How Strong is BJP’s Dalit President Game

Annihilation of caste

(Source: First Post)

By Karanveer Singh

When the BJP announced its Presidential Candidate, Ram Nath Kovind, the first information about him that was reported to the masses was that he is a Dalit leader. Amit Shah himself mentioned his caste more than 15 times in the announcement itself.

Ram Nath Kovind’s nomination has been pictured as the saviour of Dalit which identifies the political stand towards the exploited and ignored Dalits. Suddenly, the presidential election became a matter of caste, and the opposition was left with no choice but to nominate a Dalit candidate themselves and hence, the Meira Kumar announcement.

It became a Dalit versus Dalit game, sadly enough as it was not some empowering move but for a show to garner 20% Dalit vote of India (approx.).

Also read: 5 Celebs Who Have Lost Credibility As They Were Busy Buttering The Govt.

What does the announcement mean?

BJP to win the 2019 election needs a strong hold in UP which has more than 21% Dalit vote (as they say, whoever wins UP, wins India). No major party could afford to appear as an anti-Dalit party while prior to this the other parties had a stand to choose a neutral, non-BJP candidate.
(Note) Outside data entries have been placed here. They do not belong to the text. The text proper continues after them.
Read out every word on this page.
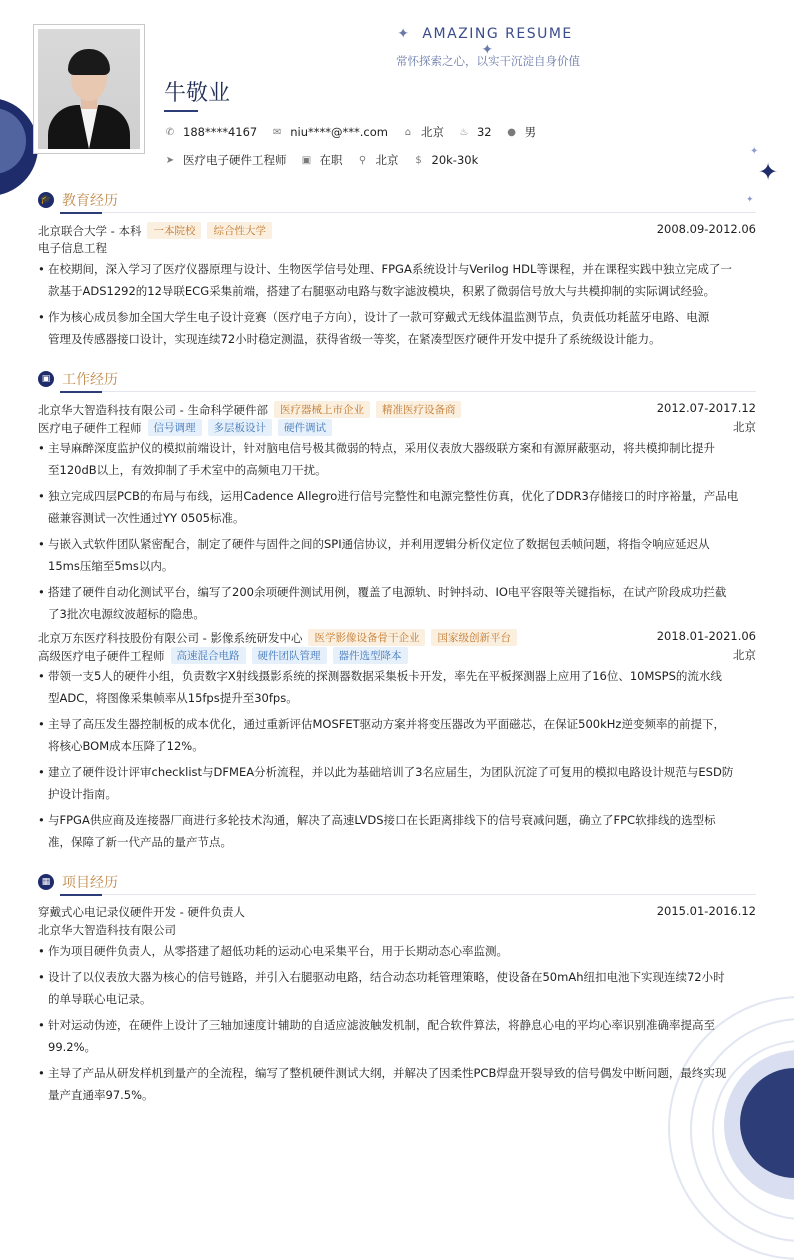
✦
✦
✦
✦ AMAZING RESUME ✦
常怀探索之心，以实干沉淀自身价值
牛敬业
✆ 188****4167 ✉ niu****@***.com ⌂ 北京 ♨ 32 ● 男
➤ 医疗电子硬件工程师 ▣ 在职 ⚲ 北京 $ 20k-30k
🎓 教育经历
北京联合大学 - 本科	一本院校	综合性大学	2008.09-2012.06
电子信息工程
• 在校期间，深入学习了医疗仪器原理与设计、生物医学信号处理、FPGA系统设计与Verilog HDL等课程，并在课程实践中独立完成了一
款基于ADS1292的12导联ECG采集前端，搭建了右腿驱动电路与数字滤波模块，积累了微弱信号放大与共模抑制的实际调试经验。
• 作为核心成员参加全国大学生电子设计竞赛（医疗电子方向），设计了一款可穿戴式无线体温监测节点，负责低功耗蓝牙电路、电源
管理及传感器接口设计，实现连续72小时稳定测温，获得省级一等奖，在紧凑型医疗硬件开发中提升了系统级设计能力。
▣ 工作经历
北京华大智造科技有限公司 - 生命科学硬件部	医疗器械上市企业	精准医疗设备商	2012.07-2017.12
医疗电子硬件工程师	信号调理	多层板设计	硬件调试	北京
• 主导麻醉深度监护仪的模拟前端设计，针对脑电信号极其微弱的特点，采用仪表放大器级联方案和有源屏蔽驱动，将共模抑制比提升
至120dB以上，有效抑制了手术室中的高频电刀干扰。
• 独立完成四层PCB的布局与布线，运用Cadence Allegro进行信号完整性和电源完整性仿真，优化了DDR3存储接口的时序裕量，产品电
磁兼容测试一次性通过YY 0505标准。
• 与嵌入式软件团队紧密配合，制定了硬件与固件之间的SPI通信协议，并利用逻辑分析仪定位了数据包丢帧问题，将指令响应延迟从
15ms压缩至5ms以内。
• 搭建了硬件自动化测试平台，编写了200余项硬件测试用例，覆盖了电源轨、时钟抖动、IO电平容限等关键指标，在试产阶段成功拦截
了3批次电源纹波超标的隐患。
北京万东医疗科技股份有限公司 - 影像系统研发中心	医学影像设备骨干企业	国家级创新平台	2018.01-2021.06
高级医疗电子硬件工程师	高速混合电路	硬件团队管理	器件选型降本	北京
• 带领一支5人的硬件小组，负责数字X射线摄影系统的探测器数据采集板卡开发，率先在平板探测器上应用了16位、10MSPS的流水线
型ADC，将图像采集帧率从15fps提升至30fps。
• 主导了高压发生器控制板的成本优化，通过重新评估MOSFET驱动方案并将变压器改为平面磁芯，在保证500kHz逆变频率的前提下，
将核心BOM成本压降了12%。
• 建立了硬件设计评审checklist与DFMEA分析流程，并以此为基础培训了3名应届生，为团队沉淀了可复用的模拟电路设计规范与ESD防
护设计指南。
• 与FPGA供应商及连接器厂商进行多轮技术沟通，解决了高速LVDS接口在长距离排线下的信号衰减问题，确立了FPC软排线的选型标
准，保障了新一代产品的量产节点。
▦ 项目经历
穿戴式心电记录仪硬件开发 - 硬件负责人	2015.01-2016.12
北京华大智造科技有限公司
• 作为项目硬件负责人，从零搭建了超低功耗的运动心电采集平台，用于长期动态心率监测。
• 设计了以仪表放大器为核心的信号链路，并引入右腿驱动电路，结合动态功耗管理策略，使设备在50mAh纽扣电池下实现连续72小时
的单导联心电记录。
• 针对运动伪迹，在硬件上设计了三轴加速度计辅助的自适应滤波触发机制，配合软件算法，将静息心电的平均心率识别准确率提高至
99.2%。
• 主导了产品从研发样机到量产的全流程，编写了整机硬件测试大纲，并解决了因柔性PCB焊盘开裂导致的信号偶发中断问题，最终实现
量产直通率97.5%。
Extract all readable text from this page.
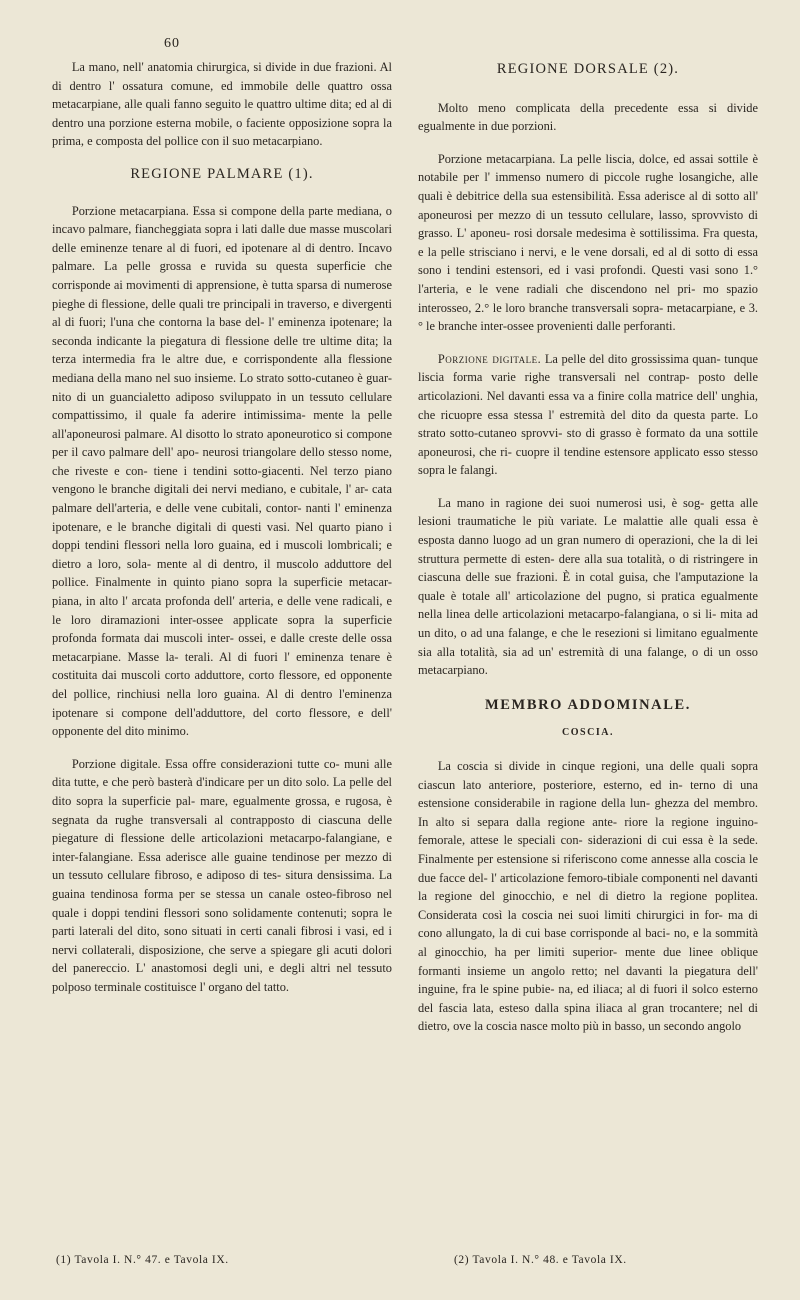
60

La mano, nell' anatomia chirurgica, si divide in due frazioni. Al di dentro l' ossatura comune, ed immobile delle quattro ossa metacarpiane, alle quali fanno seguito le quattro ultime dita; ed al di dentro una porzione esterna mobile, o faciente opposizione sopra la prima, e composta del pollice con il suo metacarpiano.

REGIONE PALMARE (1).

Porzione metacarpiana. Essa si compone della parte mediana, o incavo palmare, fiancheggiata sopra i lati dalle due masse muscolari delle eminenze tenare al di fuori, ed ipotenare al di dentro. Incavo palmare. La pelle grossa e ruvida su questa superficie che corrisponde ai movimenti di apprensione, è tutta sparsa di numerose pieghe di flessione, delle quali tre principali in traverso, e divergenti al di fuori; l'una che contorna la base del- l' eminenza ipotenare; la seconda indicante la piegatura di flessione delle tre ultime dita; la terza intermedia fra le altre due, e corrispondente alla flessione mediana della mano nel suo insieme. Lo strato sotto-cutaneo è guar- nito di un guancialetto adiposo sviluppato in un tessuto cellulare compattissimo, il quale fa aderire intimissima- mente la pelle all'aponeurosi palmare. Al disotto lo strato aponeurotico si compone per il cavo palmare dell' apo- neurosi triangolare dello stesso nome, che riveste e con- tiene i tendini sotto-giacenti. Nel terzo piano vengono le branche digitali dei nervi mediano, e cubitale, l' ar- cata palmare dell'arteria, e delle vene cubitali, contor- nanti l' eminenza ipotenare, e le branche digitali di questi vasi. Nel quarto piano i doppi tendini flessori nella loro guaina, ed i muscoli lombricali; e dietro a loro, sola- mente al di dentro, il muscolo adduttore del pollice. Finalmente in quinto piano sopra la superficie metacar- piana, in alto l' arcata profonda dell' arteria, e delle vene radicali, e le loro diramazioni inter-ossee applicate sopra la superficie profonda formata dai muscoli inter- ossei, e dalle creste delle ossa metacarpiane. Masse la- terali. Al di fuori l' eminenza tenare è costituita dai muscoli corto adduttore, corto flessore, ed opponente del pollice, rinchiusi nella loro guaina. Al di dentro l'eminenza ipotenare si compone dell'adduttore, del corto flessore, e dell' opponente del dito minimo.

Porzione digitale. Essa offre considerazioni tutte co- muni alle dita tutte, e che però basterà d'indicare per un dito solo. La pelle del dito sopra la superficie pal- mare, egualmente grossa, e rugosa, è segnata da rughe transversali al contrapposto di ciascuna delle piegature di flessione delle articolazioni metacarpo-falangiane, e inter-falangiane. Essa aderisce alle guaine tendinose per mezzo di un tessuto cellulare fibroso, e adiposo di tes- situra densissima. La guaina tendinosa forma per se stessa un canale osteo-fibroso nel quale i doppi tendini flessori sono solidamente contenuti; sopra le parti laterali del dito, sono situati in certi canali fibrosi i vasi, ed i nervi collaterali, disposizione, che serve a spiegare gli acuti dolori del panereccio. L' anastomosi degli uni, e degli altri nel tessuto polposo terminale costituisce l' organo del tatto.

REGIONE DORSALE (2).

Molto meno complicata della precedente essa si divide egualmente in due porzioni.

Porzione metacarpiana. La pelle liscia, dolce, ed assai sottile è notabile per l' immenso numero di piccole rughe losangiche, alle quali è debitrice della sua estensibilità. Essa aderisce al di sotto all' aponeurosi per mezzo di un tessuto cellulare, lasso, sprovvisto di grasso. L' aponeu- rosi dorsale medesima è sottilissima. Fra questa, e la pelle strisciano i nervi, e le vene dorsali, ed al di sotto di essa sono i tendini estensori, ed i vasi profondi. Questi vasi sono 1.° l'arteria, e le vene radiali che discendono nel pri- mo spazio interosseo, 2.° le loro branche transversali sopra- metacarpiane, e 3.° le branche inter-ossee provenienti dalle perforanti.

Porzione digitale. La pelle del dito grossissima quan- tunque liscia forma varie righe transversali nel contrap- posto delle articolazioni. Nel davanti essa va a finire colla matrice dell' unghia, che ricuopre essa stessa l' estremità del dito da questa parte. Lo strato sotto-cutaneo sprovvi- sto di grasso è formato da una sottile aponeurosi, che ri- cuopre il tendine estensore applicato esso stesso sopra le falangi.

La mano in ragione dei suoi numerosi usi, è sog- getta alle lesioni traumatiche le più variate. Le malattie alle quali essa è esposta danno luogo ad un gran numero di operazioni, che la di lei struttura permette di esten- dere alla sua totalità, o di ristringere in ciascuna delle sue frazioni. È in cotal guisa, che l'amputazione la quale è totale all' articolazione del pugno, si pratica egualmente nella linea delle articolazioni metacarpo-falangiana, o si li- mita ad un dito, o ad una falange, e che le resezioni si limitano egualmente sia alla totalità, sia ad un' estremità di una falange, o di un osso metacarpiano.

MEMBRO ADDOMINALE.
COSCIA.

La coscia si divide in cinque regioni, una delle quali sopra ciascun lato anteriore, posteriore, esterno, ed in- terno di una estensione considerabile in ragione della lun- ghezza del membro. In alto si separa dalla regione ante- riore la regione inguino-femorale, attese le speciali con- siderazioni di cui essa è la sede. Finalmente per estensione si riferiscono come annesse alla coscia le due facce del- l' articolazione femoro-tibiale componenti nel davanti la regione del ginocchio, e nel di dietro la regione poplitea. Considerata così la coscia nei suoi limiti chirurgici in for- ma di cono allungato, la di cui base corrisponde al baci- no, e la sommità al ginocchio, ha per limiti superior- mente due linee oblique formanti insieme un angolo retto; nel davanti la piegatura dell' inguine, fra le spine pubie- na, ed iliaca; al di fuori il solco esterno del fascia lata, esteso dalla spina iliaca al gran trocantere; nel di dietro, ove la coscia nasce molto più in basso, un secondo angolo

(1) Tavola I. N.° 47. e Tavola IX.	(2) Tavola I. N.° 48. e Tavola IX.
The sad part about this is that the label of “Dalit empowerment” has once again been presented as a reformative move but it is all a facade. BJP has kept mum at all the anti–Dalit crimes that has been occurring in the country for the past few years and this is their reply to it which is as ridiculous as the topic for discussion about the presidency appears.

In all simplicity, the government is just portraying that they are okay with Dalit atrocities as long as we have a Dalit president in exchange.

The Facade

The most basic argument that comes forward in favour of the move is that it might reduce the anti-Dalit crimes and bring confidence in the Dalit community.

It can be negated through two points.

Firstly, in 1984 during the Sikh genocide (which has been the worst case in the independent India) our President was Giani Zail Singh, a Sikh and still the genocide happened.

Secondly, when the majority of the Dalit community lives under a threat of being abusively dominated by an upper caste boss of his/her (considering recent incidents), it doesn’t help, because the presidency doesn’t affect it in anyway.

The reality, however, is that the Dalits are still far from being empowered. The reserved seats for the Dalits in the government hardly raise the Dalit issues. Dalits are still subjected to chronic discrimination at every level of society.

Surprisingly enough, the discrimination has been more prominent at the upper level of it which constitutes all the highly educated people of the country who still practice casteism.

Dalits are lynched inside and outside their homes. They are beaten up, robbed, raped, assaulted, extorted for the reasons that are not reasonable, and excuses that are not excusable.

The Dalits or the Scheduled castes and tribes in the country are as weak as they were a decade or two ago. The elections at every stage have manipulated their upliftment through fake promises and laying down a smokescreen.

This wouldn’t change with a Dalit President, this would change with a receptive population and its receptive leadership.